Антонина Шнайдер-Стремякова
(глава из мемуарного романа «Жизнь – что простокваша», 2-й том)
1979-й стал печальным годом не только нашей семьи, но и годом вселенского горя страны: грянула Афганская война.
«Солдат-интернационалист»... Висевшие в воздухе слова употребляли с каждым днём всё громче, пока они, наконец, не вошли в лексикон повседневной жизни.
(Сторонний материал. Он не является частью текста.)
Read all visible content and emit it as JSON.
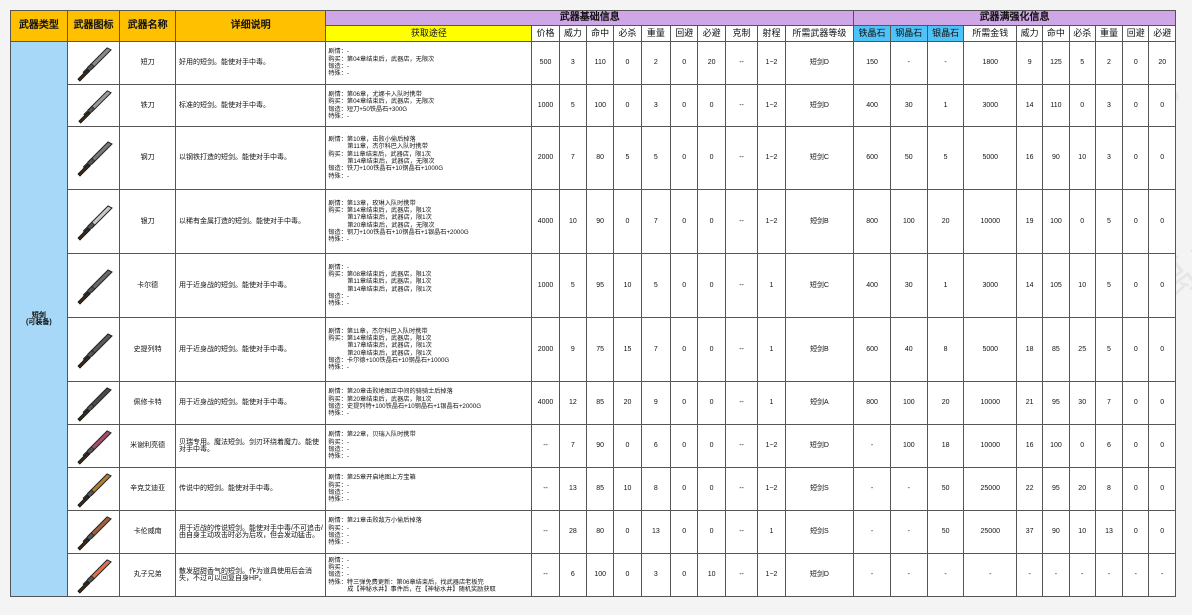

Эту войну и Великую Отечественную разделяло тридцать четыре года. Дух патриотизма ещё не выветрился, и восемнадцатилетние, не думая об опасности, радовались, что удостоены защищать… Отправляясь под свист пуль, надеялись быть на высоте, не подвести тех, кто погиб в кровавые сороковые. Девочки гордились женихами-интернационалистами, и только матери, как матери любых времён и народов, шептались, не понимая: война шла на территории чужой страны и, казалось, должна была не волновать...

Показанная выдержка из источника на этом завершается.